Wednesday, 17 May 2017

SOUTH AFRICA: Public Investment Corporation May Fund South African Airways

National Treasury is considering a number of avenues to finance the loss-making SAA, which may include the Public Investment Corporation (PIC) as a public equity partner.

During a Parliamentary briefing on SAA’s financial performance, the Democratic Alliance’s Alf Lees and David Maynier pressed Acting Treasury Director General Dondo Mogajane to say whether SAA will be partly financed with funds from the Government Employee Pension Fund.

I want to know if SAA’s equity partner could be a public one, Lees said.

National Treasury made it clear there will be a recapitalisation of SAA. And we’re left with the distinct impression that the GEPF could be the public equity partner who would invest pensioner’s money into the loss-making airline. Has this been proposed?

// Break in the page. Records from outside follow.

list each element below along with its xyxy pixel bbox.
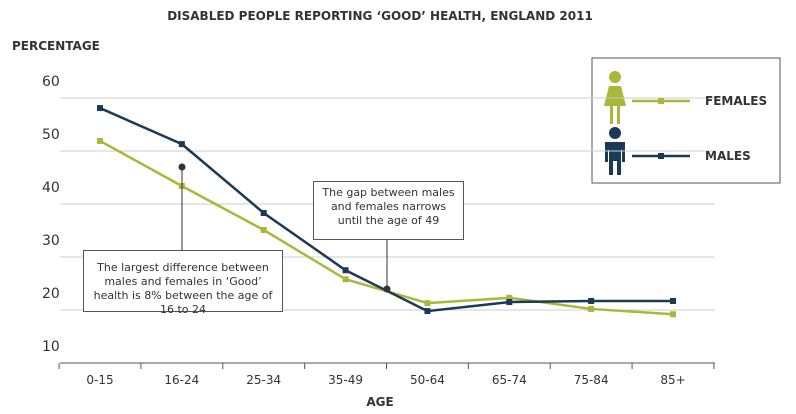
point (588, 305, 595, 312)
y-axis-label: PERCENTAGE (12, 39, 100, 53)
annotation-dot (383, 285, 391, 293)
point (342, 276, 349, 283)
x-tick-label: 16-24 (164, 373, 199, 387)
point (506, 294, 513, 301)
point (670, 297, 676, 304)
annotation: The largest difference between males and… (83, 250, 283, 316)
x-tick-label: 75-84 (574, 373, 609, 387)
legend-marker (658, 153, 664, 159)
point (342, 267, 349, 274)
point (97, 137, 103, 144)
legend-box (591, 57, 781, 184)
point (97, 105, 103, 112)
y-tick-label: 50 (42, 127, 60, 143)
point (424, 308, 431, 315)
y-tick-label: 20 (42, 286, 60, 302)
point (588, 297, 595, 304)
x-tick-label: 85+ (660, 373, 685, 387)
point (670, 311, 676, 318)
x-tick-label: 25-34 (246, 373, 281, 387)
legend-label: MALES (705, 149, 751, 163)
legend-marker (658, 98, 664, 104)
annotation-dot (178, 163, 186, 171)
point (260, 210, 267, 217)
point (260, 226, 267, 233)
y-tick-label: 40 (42, 180, 60, 196)
annotation: The gap between males and females narrow… (313, 181, 464, 240)
x-tick-label: 35-49 (328, 373, 363, 387)
point (178, 141, 185, 148)
point (424, 300, 431, 307)
y-tick-label: 60 (42, 74, 60, 90)
male-icon (605, 127, 625, 175)
x-tick-label: 0-15 (86, 373, 113, 387)
x-axis-label: AGE (366, 395, 393, 409)
y-tick-label: 10 (42, 339, 60, 355)
x-tick-label: 50-64 (410, 373, 445, 387)
y-tick-label: 30 (42, 233, 60, 249)
chart-title: DISABLED PEOPLE REPORTING ‘GOOD’ HEALTH,… (167, 9, 593, 23)
female-icon (604, 71, 626, 124)
point (506, 299, 513, 306)
x-tick-label: 65-74 (492, 373, 527, 387)
legend-label: FEMALES (705, 94, 767, 108)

The DA’s questions followed after Finance Minister Malusi Gigaba recently acknowledged in a Parliamentary question-and-answer session that SAA’s consideration of a minority equity partner may not necessarily be a private one, but that it could also be a public entity.

Mogajane told members of Parliament on Wednesday that National Treasury is taking a long-term view with regard to the recapitalisation of the airline, which may also include a cash injection.

He did not reject the possibility of the PIC as an equity partner outright, but said there are “options available.

It could make sense to get other lenders to take over the current debt, including engagements to repatriate funds in foreign currency. It may not even be necessary to recapitalise the airline to such an extent, Mogajane said.

Deputy Finance Minister Sfiso Buthelezi earlier in the briefing said SAA’s cash flow was affected by R1.05bn that cannot be repatriated from Angola, Zimbabwe, Nigeria and Senegal.

National Treasury will call on the highest office – even President Jacob Zuma if need be – to get these funds back, he said.

SAA is currently using Seabury consulting group to re-evaluate SAA’s long-term turnaround strategy, including its recapitalisation needs.

During a second round of questions, the DA’s Maynier said it would be outrageous for a public investment company, such as the PIC, to invest in SAA.

This is pensioners’ money that will be invested in an enterprise which has no chance of returning to profitability.

Derek Hanekom, former tourism minister who was recently appointed as an ANC member of the standing committee on finance, commented that it was unfair to say that SAA would never return to profitability.

He added that a national carrier has a strategic function beyond making profits. The main intention should not be to make profits, as it would then limit the purpose of having a national carrier.

There is a reason for having a national carrier – to put it to strategic use even if there are loss-making routes. A loss-making route may have a purpose because of tourism. We should look at it in a more nuanced way,Hanekom said.

The national carrier’s financial performance for the year to end March 2017 reflects a R4.8bn loss.

Recently appointed CFO Phumeza Nhantsi told MPs that the cumulative amount of guarantees given to the airline thus far is R19.1bn.

The airline’s cost-cutting efforts however, have saved R700m in the 2016/17 financial year, although the results haven’t been audited yet.

SAA’s cash burn rate, is still high though at R250m per month. To this end, a cash conservation office has been set up to monitor spending, Nhantsi said.